Fungal infections (FIs) are widespread globally, affecting both immunocompromised and immunocompetent children, with varying clinical implications based on age and comorbidities. In immunocompromised children, particularly those with hematologic oncological conditions, FI leads to substantially longer hospital stays and increased in-hospital mortality, with reported rates ranging from 15% to 20%. Our study aims to analyze the epidemiological trends of fungal infections in the pediatric population within a specific region of Italy. We extracted ICD-9 codes related to fungal infections from hospital discharge records (HDRs) in the pediatric population of Veneto, located in the north-east of Italy, between 2007 and 2022. We included all children admitted to the hospital with a primary or secondary diagnosis during admission for other reasons. Data were stratified based on age, year, ward of admission, and type of diagnosis. Patients older than eighteen and HDRs related to a second admission within thirty days from the previous admission were excluded. A total of 1433 diagnoses were analyzed during the period, with 241 (16.8%) as main diagnoses and 1192 (83.2%) as secondary diagnoses. The overall hospitalization rate was 1084 cases/100,000 (1.69 cases/100,000 as primary diagnosis and 8.95 cases/100,000 as secondary). The hospitalization rate stratified for age was 11,055 cases/100,000 among infants younger than 1 year, 8.48 cases/100,000 among those aged 1-4 years, and 4.4 cases/100,000 among children older than 5. The more frequent infection was spp. (62.8%), followed by spp. (14.6%) and skin mycosis (9.5%). Overall, the pediatric in-hospital case fatality rate due to FI was 2.09%. Our study elucidated the overall experience of fungal infections in the pediatric population of the Veneto region in Italy. Specifically, we underscored a relatively stable hospitalization rate for fungal diseases and a noteworthy mortality rate.
真菌感染(FIs)在全球范围内广泛存在,影响免疫功能低下和免疫功能正常的儿童,根据年龄和合并症的不同具有不同的临床意义。在免疫功能低下的儿童中,尤其是患有血液肿瘤疾病的儿童,真菌感染会导致住院时间大幅延长和住院死亡率增加,报告的死亡率在15%至20%之间。我们的研究旨在分析意大利特定地区儿科人群中真菌感染的流行病学趋势。

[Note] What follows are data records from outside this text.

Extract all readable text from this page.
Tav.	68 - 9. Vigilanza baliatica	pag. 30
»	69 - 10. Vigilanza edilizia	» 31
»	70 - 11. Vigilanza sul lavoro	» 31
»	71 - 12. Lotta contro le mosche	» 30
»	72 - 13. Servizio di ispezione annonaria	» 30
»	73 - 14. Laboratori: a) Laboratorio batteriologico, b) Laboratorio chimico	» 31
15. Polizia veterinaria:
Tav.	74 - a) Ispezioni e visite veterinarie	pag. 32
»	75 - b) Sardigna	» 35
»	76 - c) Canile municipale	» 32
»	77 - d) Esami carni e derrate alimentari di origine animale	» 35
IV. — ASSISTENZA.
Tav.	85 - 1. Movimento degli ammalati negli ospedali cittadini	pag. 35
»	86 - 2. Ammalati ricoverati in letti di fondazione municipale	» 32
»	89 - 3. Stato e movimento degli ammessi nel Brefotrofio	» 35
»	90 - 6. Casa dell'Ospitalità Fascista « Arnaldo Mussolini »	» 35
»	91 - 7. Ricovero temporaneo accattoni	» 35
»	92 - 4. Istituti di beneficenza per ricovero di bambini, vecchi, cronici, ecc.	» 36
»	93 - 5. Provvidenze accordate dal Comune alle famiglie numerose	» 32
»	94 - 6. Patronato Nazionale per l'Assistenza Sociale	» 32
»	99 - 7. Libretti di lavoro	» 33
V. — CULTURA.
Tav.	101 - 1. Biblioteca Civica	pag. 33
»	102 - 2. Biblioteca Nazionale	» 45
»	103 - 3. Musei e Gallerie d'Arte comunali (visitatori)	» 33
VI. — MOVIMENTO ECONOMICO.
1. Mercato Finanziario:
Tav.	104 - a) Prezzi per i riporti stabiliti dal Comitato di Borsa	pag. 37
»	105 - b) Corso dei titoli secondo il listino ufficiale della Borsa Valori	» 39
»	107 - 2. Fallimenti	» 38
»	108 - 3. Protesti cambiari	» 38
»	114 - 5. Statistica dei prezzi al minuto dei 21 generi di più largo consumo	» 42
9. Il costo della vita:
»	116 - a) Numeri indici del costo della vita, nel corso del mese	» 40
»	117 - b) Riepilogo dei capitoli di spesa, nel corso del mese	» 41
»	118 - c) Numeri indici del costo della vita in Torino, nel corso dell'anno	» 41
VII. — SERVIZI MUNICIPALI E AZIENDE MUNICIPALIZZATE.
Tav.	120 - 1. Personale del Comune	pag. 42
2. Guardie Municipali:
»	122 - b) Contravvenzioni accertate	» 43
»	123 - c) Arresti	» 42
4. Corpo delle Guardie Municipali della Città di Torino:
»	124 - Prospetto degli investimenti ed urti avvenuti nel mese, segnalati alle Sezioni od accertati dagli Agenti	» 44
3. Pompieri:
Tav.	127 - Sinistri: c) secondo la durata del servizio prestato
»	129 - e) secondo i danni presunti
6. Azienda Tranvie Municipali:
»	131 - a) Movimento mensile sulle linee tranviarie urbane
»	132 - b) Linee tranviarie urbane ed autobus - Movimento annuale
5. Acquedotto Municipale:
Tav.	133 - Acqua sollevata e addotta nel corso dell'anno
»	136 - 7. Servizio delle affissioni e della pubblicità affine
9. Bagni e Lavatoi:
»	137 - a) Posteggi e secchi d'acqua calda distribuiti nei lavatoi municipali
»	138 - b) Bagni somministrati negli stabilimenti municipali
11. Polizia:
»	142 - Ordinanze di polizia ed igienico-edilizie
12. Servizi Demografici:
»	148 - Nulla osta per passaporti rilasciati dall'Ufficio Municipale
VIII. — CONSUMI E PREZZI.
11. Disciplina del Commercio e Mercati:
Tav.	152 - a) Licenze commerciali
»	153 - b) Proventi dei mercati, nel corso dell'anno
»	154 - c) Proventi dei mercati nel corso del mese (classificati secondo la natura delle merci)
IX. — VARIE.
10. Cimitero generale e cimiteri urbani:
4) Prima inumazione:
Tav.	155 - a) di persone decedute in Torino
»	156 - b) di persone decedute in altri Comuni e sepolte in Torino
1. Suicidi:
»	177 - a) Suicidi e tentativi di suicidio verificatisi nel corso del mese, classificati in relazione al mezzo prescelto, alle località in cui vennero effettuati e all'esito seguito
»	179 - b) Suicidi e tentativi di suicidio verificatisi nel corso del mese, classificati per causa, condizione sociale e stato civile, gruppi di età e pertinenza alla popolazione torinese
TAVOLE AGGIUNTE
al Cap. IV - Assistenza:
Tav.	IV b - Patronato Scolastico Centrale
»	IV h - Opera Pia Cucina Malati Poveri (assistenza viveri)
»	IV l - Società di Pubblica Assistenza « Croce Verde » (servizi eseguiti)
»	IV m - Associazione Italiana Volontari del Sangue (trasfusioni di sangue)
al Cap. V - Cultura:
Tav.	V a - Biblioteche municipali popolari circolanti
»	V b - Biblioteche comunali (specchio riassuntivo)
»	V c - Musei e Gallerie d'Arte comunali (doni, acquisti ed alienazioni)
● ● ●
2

我们从意大利东北部威尼托地区儿科人群的医院出院记录(HDRs)中提取了与真菌感染相关的ICD - 9编码。我们纳入了所有因其他原因入院时具有原发性或继发性诊断的儿童。数据根据年龄、年份、入院科室和诊断类型进行分层。排除了18岁以上的患者以及与上次入院后30天内再次入院相关的HDRs。在此期间共分析了1433例诊断,其中241例(16.8%)为主要诊断,1192例(83.2%)为次要诊断。总体住院率为1084例/10万(原发性诊断为1.69例/10万,继发性诊断为8.95例/10万)。按年龄分层的住院率在1岁以下婴儿中为11055例/10万,1 - 4岁儿童中为8.48例/10万,5岁以上儿童中为4.4例/10万。最常见的感染是 菌属(62.8%),其次是 菌属(14.6%)和皮肤真菌病(9.5%)。总体而言,儿科患者因真菌感染的住院病死率为2.09%。我们的研究阐明了意大利威尼托地区儿科人群中真菌感染的总体情况。具体而言,我们强调了真菌疾病相对稳定的住院率和值得注意的死亡率。